A cet effet, Dr Aka ANGNIMAN Pierre, ex-Directeur Exécutif du FIRCA et actuel Conseiller Spécial du Premier Ministre ivoirien, a demandé aux producteurs d’adopter l’attitude d’adaptabilité qu’il faut en raison des fluctuations régulières que subi le prix d’achat de l’anacarde.

Pour atteindre les objectifs de transformation de 100 000 tonnes de noix brute que s’est fixé la Côte d’Ivoire et pour « amplifier » l’industrialisation de la filière, le pays s’est doté d’un programme de promotion de compétitivité de la filière anacarde (PPCA) que le Commissaire Général du SIETTA et le DG du Conseil Coton-Anacarde, s’est fait fort de présenter. Par ailleurs pour soutenir le PPCA, dont deux composantes sont mises en œuvre par le FIRCA, un accord de financement de 200 millions de dollars (111,09 milliards F CFA) a été signé avec la Banque mondiale.

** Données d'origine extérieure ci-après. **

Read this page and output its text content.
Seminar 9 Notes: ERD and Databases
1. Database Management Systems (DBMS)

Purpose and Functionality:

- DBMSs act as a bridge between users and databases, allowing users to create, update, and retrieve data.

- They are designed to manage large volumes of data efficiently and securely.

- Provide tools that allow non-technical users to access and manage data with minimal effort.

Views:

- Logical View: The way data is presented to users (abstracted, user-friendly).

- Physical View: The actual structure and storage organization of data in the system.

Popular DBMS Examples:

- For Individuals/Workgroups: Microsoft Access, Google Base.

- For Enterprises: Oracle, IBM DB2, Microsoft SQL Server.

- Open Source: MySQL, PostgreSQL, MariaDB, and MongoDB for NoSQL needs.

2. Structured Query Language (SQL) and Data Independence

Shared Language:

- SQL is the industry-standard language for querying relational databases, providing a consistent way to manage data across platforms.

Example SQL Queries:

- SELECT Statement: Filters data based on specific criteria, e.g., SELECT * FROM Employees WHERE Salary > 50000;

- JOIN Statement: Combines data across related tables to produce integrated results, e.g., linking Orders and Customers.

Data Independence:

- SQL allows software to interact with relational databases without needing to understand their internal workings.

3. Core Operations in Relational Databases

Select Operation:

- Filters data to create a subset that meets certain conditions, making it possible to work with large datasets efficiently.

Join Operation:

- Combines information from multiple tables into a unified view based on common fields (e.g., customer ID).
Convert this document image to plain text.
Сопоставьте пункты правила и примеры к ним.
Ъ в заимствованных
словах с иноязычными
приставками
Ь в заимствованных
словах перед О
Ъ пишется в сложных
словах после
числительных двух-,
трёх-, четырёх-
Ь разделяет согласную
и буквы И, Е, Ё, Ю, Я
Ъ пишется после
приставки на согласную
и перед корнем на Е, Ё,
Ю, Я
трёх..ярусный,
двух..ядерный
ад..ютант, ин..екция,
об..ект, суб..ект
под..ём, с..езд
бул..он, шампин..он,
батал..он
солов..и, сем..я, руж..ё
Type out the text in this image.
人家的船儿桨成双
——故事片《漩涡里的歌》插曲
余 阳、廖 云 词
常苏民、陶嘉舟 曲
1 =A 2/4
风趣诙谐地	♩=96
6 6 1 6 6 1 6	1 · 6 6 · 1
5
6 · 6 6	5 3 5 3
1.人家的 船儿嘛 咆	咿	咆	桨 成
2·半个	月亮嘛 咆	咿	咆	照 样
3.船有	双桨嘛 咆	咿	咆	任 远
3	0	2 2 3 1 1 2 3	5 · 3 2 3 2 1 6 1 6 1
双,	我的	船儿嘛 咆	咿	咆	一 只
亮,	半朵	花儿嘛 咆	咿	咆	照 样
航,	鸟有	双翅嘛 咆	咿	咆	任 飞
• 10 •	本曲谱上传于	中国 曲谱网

Plusieurs activités dont des expositions, des démonstrations et ventes d’équipements, de produits et de services, des ateliers, des conférences, des rencontres B2B étaient en effet au menu de ce salon.

Ainsi, le Directeur du Département Cultures d’Exportation et Productions Forestières (DCEPF) au FIRCA, Mme Traoré Assita, figurait au nombre des femmes qui ont animé le thème sur la « Rencontre des Femmes actrices de la filière Cajou ». Elle a mis le doigt sur les difficultés d’accès à la terre dont sont victimes les femmes et les jeunes, avant de proposer des voies de sortie.

Notons que le FIRCA a marqué sa participation à cette rencontre mondiale des acteurs de la filière anacarde en plus de sa contribution aux différents panels à travers l’animation du stand qui lui était dedié, qui a offert aux participants, tant, de la documentation que la possibilité de déguster différents mets à base de farine locale enrichie à l’amende de cajou. Le bilan de la participation du FIRCA au SIETTA 2018 a d’ailleurs été dressé par son Chargé de Programme anacarde.

C’est le lieu de signaler que la production ivoirienne de l’anacarde a connu une forte progression ces dernières années, passant de 350.000 tonnes en 2009 à 711.236 tonnes en 2017, ce qui a fait de la Côte d’Ivoire, le premier producteur et exportateur mondial de noix de cajou brute depuis la fin de la campagne 2015, avec près du quart de l’offre mondiale. Cette production, qui est le fait de plus de 250 000 paysans ivoiriens, fait vivre plus de 1,5 million de personnes.